Jealous of the Rain
"Misfit", kommt mir in den Sinn, ich bin so was von "misfit", inmitten all dieser demonstrativen Pracht, in diesem parkähnlichen, riesigen Garten mit eigenem Seezugang, Bootshaus, alten Bäumen, dezent verteilten Pavillons, mit Häppchen, Drinks, einer Wahrsagerin und einem DJ, der angeblich ein Star in Tokio ist. Was immer er ist, er ist jedenfalls nicht "misfit", wie ich.
Das Kontrastprogramm, der Gegenentwurf, im Zentrum, der Herrscher über all das, der Sonnenkönig, der es selbst in diesem verpissten Sommer geschafft hat, einen regenfreien, warmen Abend herbeizuhexen, indem er den Gewittern, die sich in Sichtweite und gut hörbar austoben, schlicht gebietet, Distanz zu halten, schlicht verbietet, mehr als Naturschauspiel zu sein, untersagt, sein Fest zu stören.
An seiner Seite, wie um seinen Glanz noch zu verstärken, in Szene zu setzen, SIE. Sie schaut zu mir rüber, löst sich mit einem Satz, der viel Gelächter auslöst (auf meine Kosten?), aus der Gruppe und bewegt sich auf mich zu.
"Sie müssen Silent sein. Ich habe schon... (Pause)... viel von Ihnen gehört."
Wenig an mir funktioniert nach Plan und wie es soll, aber die Amygdala liefert nach einer Zehntelsekunde das Ergebnis ihres Scans: Brünett, Bob, Sommersprossen, winzige Zahnlücke, grüne Augen, marineblaues Strickkleid. Eine Göttin.
"Nur Gutes, hoffe ich?"
"Nichts, was langweilig wäre,... sagen wir es so."
Die Audienz ist beendet, aber sie meint es gut mit mir, ein Lächeln aus der Distanz hier, ein Blick in meine Richtung da, wie eine Rückversicherung, dass ein exotisches Tier noch nicht aus ihrem Herrschaftsgebiet geflüchtet ist. Der Abend nimmt seinen Lauf...
Das Personal beginnt abzuräumen, illuminiert von Blitzen und begleitet von Donner, SIE mit einer Zigarette am Rand des Rasen-Rechtecks, was als Tanzfläche dient. Ein oder zwei einsame Tänzer.
Ich wende mich dem DJ zu. "Hör zu, Koi-Boy, es gibt wie immer im Leben exakt zwei Möglichkeiten. Ich hole mein Samurai-Schwert aus dem Kofferraum und zeige dir ein paar Dinge, die Du in Tokio garantiert noch nie gesehen hast. Exklusiv, einmalig, einschneidend. Oder Du steckst diesen Hunni ein und spielst was ich Dir sage." Keine Geierschildkröte hätte härter und schneller zupacken können.
Das Stück beginnt, sanft. Ich bewege mich auf Sie zu, sie blickt auf,... Amüsiert.

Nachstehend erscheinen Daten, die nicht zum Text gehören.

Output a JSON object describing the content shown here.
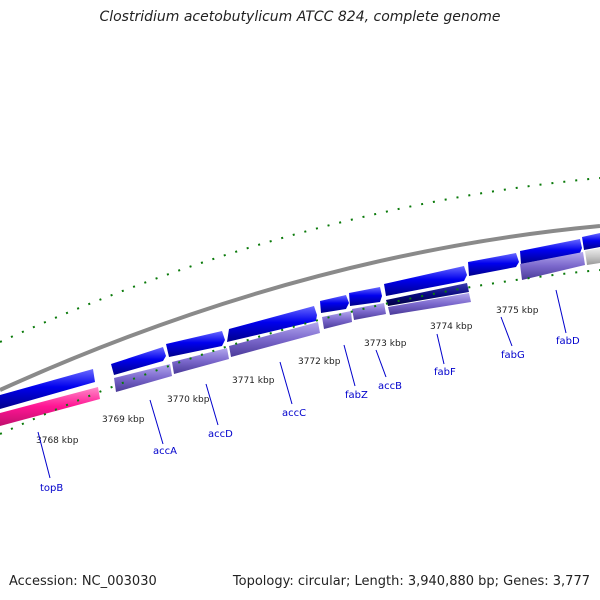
{
  "title": "Clostridium acetobutylicum ATCC 824, complete genome",
  "footer": {
    "accession": "Accession: NC_003030",
    "topology": "Topology: circular; Length: 3,940,880 bp; Genes: 3,777"
  },
  "kbp_labels": [
    "3768 kbp",
    "3769 kbp",
    "3770 kbp",
    "3771 kbp",
    "3772 kbp",
    "3773 kbp",
    "3774 kbp",
    "3775 kbp"
  ],
  "genes": [
    "topB",
    "accA",
    "accD",
    "accC",
    "fabZ",
    "accB",
    "fabF",
    "fabG",
    "fabD"
  ],
  "colors": {
    "forward_cds": "#0000ee",
    "reverse_cds": "#7b68cc",
    "highlight": "#ff1493",
    "dark_feature": "#0a0a80",
    "grey_feature": "#c8c8c8",
    "backbone": "#8a8a8a",
    "ticks": "#0a7a0a"
  }
}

Ich mache eine einladende Geste, ein Quasimodo des Tanzes.... schwebe eine Sekunde zwischen völliger Lächerlichkeit und was auch immer... Dann geben ihre Augen eine Art okay, sie kommt mir entgegen, wir beginnen uns zu bewegen, sie stilsicher, ich ein Trampeltier, bis wir eine Art von modus vivendi gefunden haben... Das Gewitter kommt näher, Wind bringt die Bäume zum Rauschen... Ich, eine Hand an ihrer Hüfte, die zweite Hand mit ihrer verschlungen, erst fast Kopf an Kopf, dann legt sie ihren an meine Schulter, nie roch etwas besser, nie war etwas zarter...
Und ich flüstere, parallel zum Lied:
I'm jealous of the rain
That falls upon your skin
It's closer than my hands have been
I'm jealous of the rain
Ich kann nicht anders, ich muss sie küssen, ganz, ganz, ganz, ganz zart, unsere Lippen berühren sich in völliger slow motion und ich werde das Gefühl nie vergessen können,... dann scheint sie zu erwachen, ich schaue in die Augen eines exotischen Tieres, das nicht nur an Flucht denkt, sondern auch flieht.
Wird Sie dort sein, wohin ich mich zurück ziehen würde? Ich taste mich im Bootshaus durch die verwinkelten Räume. Am Ende, direkt auf den See hinaus, eine kinoleinwandgrosse Glasfront.
Sie steht mit dem Rücken zu mir. Das blaue Strickkleid abgestreift am Boden, die Göttin nackt, noch schöner.
Tausende, dicke, pralle, eifersüchtige Regentropfen zerplatzen wütend auf Glas.
Sie dreht sich nicht um. Spricht über mein Spiegelbild in der Scheibe zu mir. "Du hast dir Zeit gelassen, Silent."